Donning a neon high-visibility vest, Macron toured the plant owned by US appliance maker Whirlpool in the north-eastern city of Amiens.
It's not the first time he's visited the factory. Just months ago, between the first and second rounds of the presidential election in April, the plant was the scene of a dramatic clash between him and anti-globalisation far-right rival Marine Le Pen.
Then-candidate Macron, who was heckled by workers on arrival, faced off with Le Pen after she made a surprise visit to the plant.
At the time, the plant was facing the threat of closure as Whirlpool sought to outsource to Eastern Europe.
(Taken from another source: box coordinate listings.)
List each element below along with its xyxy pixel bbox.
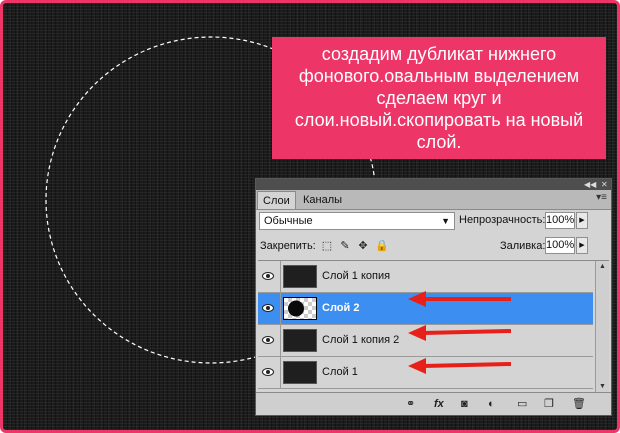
red-arrow: [408, 325, 512, 341]
red-arrow: [408, 358, 512, 374]
canvas-frame: создадим дубликат нижнего фонового.оваль…: [0, 0, 620, 433]
annotation-arrows: [408, 291, 512, 374]
red-arrow: [408, 291, 511, 307]
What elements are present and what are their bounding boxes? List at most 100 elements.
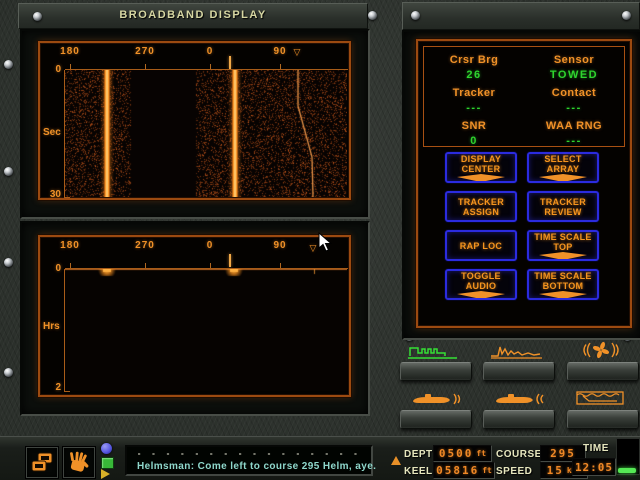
field-value: --- bbox=[424, 102, 524, 114]
bearing-label: 0 bbox=[207, 46, 214, 57]
field-label: Sensor bbox=[524, 54, 624, 66]
info-field: SNR 0 bbox=[424, 120, 524, 153]
keel-unit: ft bbox=[482, 466, 492, 475]
time-end-label: 30 bbox=[44, 189, 61, 200]
sonar-control-display: Crsr Brg 26 Sensor TOWED Tracker --- Con… bbox=[416, 39, 632, 328]
towed-array-icon bbox=[572, 388, 630, 408]
button-label: DISPLAY bbox=[461, 154, 501, 164]
sonar-button-grid: DISPLAY CENTER SELECT ARRAY TRACKER ASSI… bbox=[445, 152, 599, 300]
button-label: TRACKER bbox=[458, 197, 504, 207]
rap-loc-button[interactable]: RAP LOC bbox=[445, 230, 517, 261]
time-scale-top-button[interactable]: TIME SCALE TOP bbox=[527, 230, 599, 261]
ownship-audio-key[interactable] bbox=[400, 410, 472, 429]
time-unit-label: Sec bbox=[43, 127, 61, 138]
bearing-label: 0 bbox=[207, 240, 214, 251]
field-value: 0 bbox=[424, 135, 524, 147]
field-value: TOWED bbox=[524, 69, 624, 81]
time-value: 12:05 bbox=[575, 461, 613, 474]
info-field: Crsr Brg 26 bbox=[424, 54, 524, 87]
green-led-bar bbox=[618, 468, 636, 473]
button-label: TIME SCALE bbox=[534, 232, 592, 242]
right-top-plate bbox=[402, 2, 640, 30]
stations-button[interactable] bbox=[26, 447, 58, 478]
screw-icon bbox=[33, 12, 42, 21]
waterfall-bottom-display: 180 270 0 90 ▽ 0 Hrs 2 bbox=[38, 235, 351, 397]
broadband-sonar-station: BROADBAND DISPLAY 180 270 0 90 ▽ 0 Sec 3… bbox=[0, 0, 640, 480]
title-plate: BROADBAND DISPLAY bbox=[18, 3, 368, 29]
message-text: Helmsman: Come left to course 295 Helm, … bbox=[137, 461, 361, 472]
button-label: AUDIO bbox=[466, 281, 497, 291]
screw-icon bbox=[368, 11, 377, 20]
mouse-cursor bbox=[318, 232, 332, 252]
chevron-icon bbox=[539, 252, 587, 259]
info-field: Sensor TOWED bbox=[524, 54, 624, 87]
keel-value: 05816 bbox=[436, 464, 479, 477]
toggle-audio-button[interactable]: TOGGLE AUDIO bbox=[445, 269, 517, 300]
time-end-label: 2 bbox=[44, 382, 61, 393]
field-value: --- bbox=[524, 135, 624, 147]
field-value: 26 bbox=[424, 69, 524, 81]
tracker-review-button[interactable]: TRACKER REVIEW bbox=[527, 191, 599, 222]
time-scale-bottom-button[interactable]: TIME SCALE BOTTOM bbox=[527, 269, 599, 300]
screw-icon bbox=[4, 258, 13, 267]
time-start-label: 0 bbox=[48, 263, 61, 274]
chevron-icon bbox=[457, 291, 505, 298]
hand-icon bbox=[66, 451, 92, 475]
array-heading-marker-icon: ▽ bbox=[294, 48, 301, 58]
depth-readout: 0500ft bbox=[433, 445, 492, 462]
button-label: TIME SCALE bbox=[534, 271, 592, 281]
broadband-waterfall-top[interactable] bbox=[65, 70, 347, 197]
time-axis-foot bbox=[64, 391, 70, 392]
keel-label: KEEL bbox=[404, 466, 433, 477]
ownship-noise-icon bbox=[405, 388, 463, 408]
chevron-icon bbox=[539, 174, 587, 181]
screw-icon bbox=[622, 11, 631, 20]
propeller-audio-key[interactable] bbox=[567, 362, 639, 381]
time-start-label: 0 bbox=[48, 64, 61, 75]
broadband-waterfall-bottom[interactable] bbox=[65, 269, 347, 391]
bearing-label: 90 bbox=[273, 240, 286, 251]
screw-icon bbox=[4, 60, 13, 69]
bearing-label: 90 bbox=[273, 46, 286, 57]
course-label: COURSE bbox=[496, 449, 542, 460]
message-log[interactable]: - - - - - - - - - - - - - - - - Helmsman… bbox=[125, 445, 373, 476]
field-label: Tracker bbox=[424, 87, 524, 99]
towed-array-key[interactable] bbox=[567, 410, 639, 429]
ownship-echo-key[interactable] bbox=[483, 410, 555, 429]
button-label: TOP bbox=[553, 242, 572, 252]
button-label: CENTER bbox=[462, 164, 501, 174]
display-center-button[interactable]: DISPLAY CENTER bbox=[445, 152, 517, 183]
bearing-label: 180 bbox=[60, 46, 80, 57]
select-array-button[interactable]: SELECT ARRAY bbox=[527, 152, 599, 183]
page-title: BROADBAND DISPLAY bbox=[19, 4, 367, 26]
button-label: TOGGLE bbox=[461, 271, 501, 281]
contact-info-panel: Crsr Brg 26 Sensor TOWED Tracker --- Con… bbox=[423, 46, 625, 147]
info-field: WAA RNG --- bbox=[524, 120, 624, 153]
bearing-label: 270 bbox=[135, 240, 155, 251]
button-label: ARRAY bbox=[547, 164, 580, 174]
button-label: TRACKER bbox=[540, 197, 586, 207]
depth-value: 0500 bbox=[439, 447, 474, 460]
bearing-label: 180 bbox=[60, 240, 80, 251]
message-history-line: - - - - - - - - - - - - - - - - bbox=[137, 450, 361, 458]
screw-icon bbox=[4, 167, 13, 176]
alert-triangle-icon[interactable] bbox=[391, 456, 401, 465]
time-readout: 12:05 bbox=[572, 458, 616, 476]
info-field: Tracker --- bbox=[424, 87, 524, 120]
tracker-assign-button[interactable]: TRACKER ASSIGN bbox=[445, 191, 517, 222]
time-label: TIME bbox=[583, 443, 609, 454]
narrowband-audio-key[interactable] bbox=[483, 362, 555, 381]
field-label: SNR bbox=[424, 120, 524, 132]
field-label: Crsr Brg bbox=[424, 54, 524, 66]
button-label: BOTTOM bbox=[543, 281, 584, 291]
time-unit-label: Hrs bbox=[43, 321, 60, 332]
button-label: SELECT bbox=[544, 154, 581, 164]
orders-button[interactable] bbox=[63, 447, 95, 478]
broadband-audio-key[interactable] bbox=[400, 362, 472, 381]
speed-value: 15 bbox=[547, 464, 564, 477]
depth-unit: ft bbox=[476, 449, 486, 458]
button-label: RAP LOC bbox=[460, 241, 502, 251]
ownship-echo-icon bbox=[488, 388, 546, 408]
array-heading-marker-icon: ▽ bbox=[310, 244, 317, 254]
windows-icon bbox=[29, 451, 55, 475]
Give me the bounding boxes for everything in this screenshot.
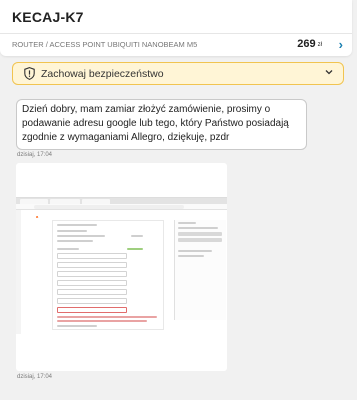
message-timestamp: dzisiaj, 17:04 bbox=[17, 152, 53, 158]
attachment-screenshot: a bbox=[16, 197, 227, 334]
offer-header: KECAJ-K7 ROUTER / ACCESS POINT UBIQUITI … bbox=[0, 0, 352, 56]
security-banner[interactable]: Zachowaj bezpieczeństwo bbox=[12, 62, 344, 85]
shield-icon bbox=[24, 67, 35, 80]
chevron-right-icon[interactable]: › bbox=[339, 37, 343, 52]
price-currency: zł bbox=[317, 42, 322, 48]
attachment-timestamp: dzisiaj, 17:04 bbox=[17, 374, 53, 380]
attachment-logo: a bbox=[36, 214, 39, 219]
security-label: Zachowaj bezpieczeństwo bbox=[41, 68, 164, 80]
offer-price: 269 zł bbox=[297, 38, 322, 50]
header-divider bbox=[0, 33, 352, 34]
chevron-down-icon[interactable] bbox=[325, 68, 333, 76]
offer-title[interactable]: ROUTER / ACCESS POINT UBIQUITI NANOBEAM … bbox=[12, 40, 197, 49]
message-bubble[interactable]: Dzień dobry, mam zamiar złożyć zamówieni… bbox=[16, 99, 307, 150]
image-attachment[interactable]: a bbox=[16, 163, 227, 371]
seller-name[interactable]: KECAJ-K7 bbox=[12, 9, 84, 25]
price-value: 269 bbox=[297, 38, 316, 50]
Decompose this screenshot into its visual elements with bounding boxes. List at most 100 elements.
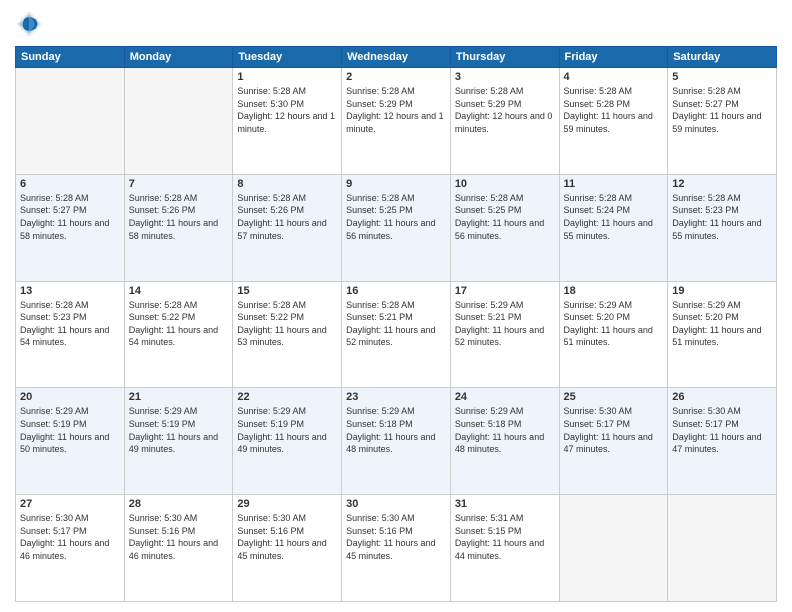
day-cell: 14Sunrise: 5:28 AMSunset: 5:22 PMDayligh… xyxy=(124,281,233,388)
day-info: Sunrise: 5:28 AMSunset: 5:26 PMDaylight:… xyxy=(237,192,337,242)
day-cell: 19 Sunrise: 5:29 AMSunset: 5:20 PMDayligh… xyxy=(668,281,777,388)
day-number: 20 xyxy=(20,391,120,403)
day-info: Sunrise: 5:29 AMSunset: 5:19 PMDaylight:… xyxy=(20,405,120,455)
day-number: 16 xyxy=(346,285,446,297)
day-number: 30 xyxy=(346,498,446,510)
day-info: Sunrise: 5:28 AMSunset: 5:24 PMDaylight:… xyxy=(564,192,664,242)
day-number: 19 xyxy=(672,285,772,297)
logo-icon xyxy=(15,10,43,38)
day-cell: 2 Sunrise: 5:28 AMSunset: 5:29 PMDaylight… xyxy=(342,68,451,175)
day-number: 15 xyxy=(237,285,337,297)
day-number: 4 xyxy=(564,71,664,83)
day-number: 22 xyxy=(237,391,337,403)
day-info: Sunrise: 5:28 AMSunset: 5:29 PMDaylight:… xyxy=(346,85,446,135)
day-number: 1 xyxy=(237,71,337,83)
day-info: Sunrise: 5:29 AMSunset: 5:18 PMDaylight:… xyxy=(455,405,555,455)
day-cell: 31 Sunrise: 5:31 AMSunset: 5:15 PMDayligh… xyxy=(450,495,559,602)
day-cell: 18 Sunrise: 5:29 AMSunset: 5:20 PMDayligh… xyxy=(559,281,668,388)
day-info: Sunrise: 5:28 AMSunset: 5:28 PMDaylight:… xyxy=(564,85,664,135)
header-row: SundayMondayTuesdayWednesdayThursdayFrid… xyxy=(16,47,777,68)
day-info: Sunrise: 5:28 AMSunset: 5:26 PMDaylight:… xyxy=(129,192,229,242)
day-info: Sunrise: 5:29 AMSunset: 5:18 PMDaylight:… xyxy=(346,405,446,455)
day-info: Sunrise: 5:28 AMSunset: 5:22 PMDaylight:… xyxy=(129,299,229,349)
day-number: 3 xyxy=(455,71,555,83)
day-number: 9 xyxy=(346,178,446,190)
calendar-table: SundayMondayTuesdayWednesdayThursdayFrid… xyxy=(15,46,777,602)
day-info: Sunrise: 5:28 AMSunset: 5:23 PMDaylight:… xyxy=(672,192,772,242)
day-cell: 4 Sunrise: 5:28 AMSunset: 5:28 PMDaylight… xyxy=(559,68,668,175)
day-cell: 24 Sunrise: 5:29 AMSunset: 5:18 PMDayligh… xyxy=(450,388,559,495)
day-number: 27 xyxy=(20,498,120,510)
header xyxy=(15,10,777,38)
day-info: Sunrise: 5:29 AMSunset: 5:20 PMDaylight:… xyxy=(564,299,664,349)
day-info: Sunrise: 5:29 AMSunset: 5:21 PMDaylight:… xyxy=(455,299,555,349)
day-cell: 21Sunrise: 5:29 AMSunset: 5:19 PMDayligh… xyxy=(124,388,233,495)
logo xyxy=(15,10,47,38)
day-number: 25 xyxy=(564,391,664,403)
day-number: 23 xyxy=(346,391,446,403)
col-header-friday: Friday xyxy=(559,47,668,68)
day-number: 31 xyxy=(455,498,555,510)
day-number: 17 xyxy=(455,285,555,297)
day-cell: 10 Sunrise: 5:28 AMSunset: 5:25 PMDayligh… xyxy=(450,174,559,281)
day-cell: 29 Sunrise: 5:30 AMSunset: 5:16 PMDayligh… xyxy=(233,495,342,602)
day-number: 12 xyxy=(672,178,772,190)
day-info: Sunrise: 5:30 AMSunset: 5:17 PMDaylight:… xyxy=(20,512,120,562)
day-cell: 3 Sunrise: 5:28 AMSunset: 5:29 PMDaylight… xyxy=(450,68,559,175)
day-cell: 5Sunrise: 5:28 AMSunset: 5:27 PMDaylight… xyxy=(668,68,777,175)
col-header-thursday: Thursday xyxy=(450,47,559,68)
day-cell: 11 Sunrise: 5:28 AMSunset: 5:24 PMDayligh… xyxy=(559,174,668,281)
day-info: Sunrise: 5:29 AMSunset: 5:20 PMDaylight:… xyxy=(672,299,772,349)
day-info: Sunrise: 5:30 AMSunset: 5:16 PMDaylight:… xyxy=(346,512,446,562)
day-cell: 17 Sunrise: 5:29 AMSunset: 5:21 PMDayligh… xyxy=(450,281,559,388)
day-info: Sunrise: 5:29 AMSunset: 5:19 PMDaylight:… xyxy=(237,405,337,455)
day-cell: 20 Sunrise: 5:29 AMSunset: 5:19 PMDayligh… xyxy=(16,388,125,495)
day-info: Sunrise: 5:28 AMSunset: 5:27 PMDaylight:… xyxy=(20,192,120,242)
day-cell: 22 Sunrise: 5:29 AMSunset: 5:19 PMDayligh… xyxy=(233,388,342,495)
day-cell xyxy=(668,495,777,602)
day-cell: 25 Sunrise: 5:30 AMSunset: 5:17 PMDayligh… xyxy=(559,388,668,495)
day-info: Sunrise: 5:28 AMSunset: 5:30 PMDaylight:… xyxy=(237,85,337,135)
col-header-sunday: Sunday xyxy=(16,47,125,68)
day-number: 29 xyxy=(237,498,337,510)
day-cell: 1 Sunrise: 5:28 AMSunset: 5:30 PMDaylight… xyxy=(233,68,342,175)
day-cell: 28 Sunrise: 5:30 AMSunset: 5:16 PMDayligh… xyxy=(124,495,233,602)
day-number: 10 xyxy=(455,178,555,190)
day-cell: 15 Sunrise: 5:28 AMSunset: 5:22 PMDayligh… xyxy=(233,281,342,388)
week-row-5: 27 Sunrise: 5:30 AMSunset: 5:17 PMDayligh… xyxy=(16,495,777,602)
day-number: 6 xyxy=(20,178,120,190)
day-info: Sunrise: 5:30 AMSunset: 5:17 PMDaylight:… xyxy=(564,405,664,455)
day-number: 21 xyxy=(129,391,229,403)
day-number: 24 xyxy=(455,391,555,403)
week-row-1: 1 Sunrise: 5:28 AMSunset: 5:30 PMDaylight… xyxy=(16,68,777,175)
day-number: 13 xyxy=(20,285,120,297)
week-row-3: 13 Sunrise: 5:28 AMSunset: 5:23 PMDayligh… xyxy=(16,281,777,388)
day-cell: 27 Sunrise: 5:30 AMSunset: 5:17 PMDayligh… xyxy=(16,495,125,602)
day-info: Sunrise: 5:28 AMSunset: 5:29 PMDaylight:… xyxy=(455,85,555,135)
day-number: 28 xyxy=(129,498,229,510)
day-number: 7 xyxy=(129,178,229,190)
day-number: 8 xyxy=(237,178,337,190)
day-cell: 7 Sunrise: 5:28 AMSunset: 5:26 PMDaylight… xyxy=(124,174,233,281)
day-number: 26 xyxy=(672,391,772,403)
day-cell: 23 Sunrise: 5:29 AMSunset: 5:18 PMDayligh… xyxy=(342,388,451,495)
day-cell xyxy=(124,68,233,175)
day-info: Sunrise: 5:30 AMSunset: 5:16 PMDaylight:… xyxy=(129,512,229,562)
day-cell: 9Sunrise: 5:28 AMSunset: 5:25 PMDaylight… xyxy=(342,174,451,281)
day-cell xyxy=(559,495,668,602)
day-info: Sunrise: 5:30 AMSunset: 5:16 PMDaylight:… xyxy=(237,512,337,562)
day-info: Sunrise: 5:30 AMSunset: 5:17 PMDaylight:… xyxy=(672,405,772,455)
day-cell: 16 Sunrise: 5:28 AMSunset: 5:21 PMDayligh… xyxy=(342,281,451,388)
day-number: 18 xyxy=(564,285,664,297)
day-cell: 13 Sunrise: 5:28 AMSunset: 5:23 PMDayligh… xyxy=(16,281,125,388)
week-row-2: 6 Sunrise: 5:28 AMSunset: 5:27 PMDaylight… xyxy=(16,174,777,281)
day-info: Sunrise: 5:28 AMSunset: 5:27 PMDaylight:… xyxy=(672,85,772,135)
day-info: Sunrise: 5:28 AMSunset: 5:22 PMDaylight:… xyxy=(237,299,337,349)
day-info: Sunrise: 5:31 AMSunset: 5:15 PMDaylight:… xyxy=(455,512,555,562)
day-info: Sunrise: 5:28 AMSunset: 5:21 PMDaylight:… xyxy=(346,299,446,349)
day-number: 2 xyxy=(346,71,446,83)
day-info: Sunrise: 5:28 AMSunset: 5:25 PMDaylight:… xyxy=(455,192,555,242)
day-cell: 8 Sunrise: 5:28 AMSunset: 5:26 PMDaylight… xyxy=(233,174,342,281)
day-number: 11 xyxy=(564,178,664,190)
day-info: Sunrise: 5:28 AMSunset: 5:23 PMDaylight:… xyxy=(20,299,120,349)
Some 300 workers' jobs were on the line.
Macron returned to the factory as president on Tuesday, making good on the campaign promise he made during April's dramatic show-down to keep the site open.
Following negotiations between the local government and Whirlpool, the site is set to be sold to a local businessman who has promised to keep on nearly all the workers at a new factory on the site.
Macron hailed the apparent success story as proof that discussions between unions and the government "have worked", while warning: "I won't say that everything is going to be fixed in six months."
His factory visit comes amid growing criticism from unions and left-wing politicians that he is a "president for the rich", and not for the working class.
The first budget of his presidency, unveiled last week, announced plans to scrap a wealth tax on financial investments while raising a health tax that would disproportionately affect pensioners.
The announcement drew thousands of French retirees to protest throughout the country last week.
Macron also signed a set of controversial executive orders last month that made sweeping changes to France's labour laws. The pro-business reforms, strongly criticised by unions, include greater flexibility for employers in hiring and firing and a cap on severance payouts for dismissals.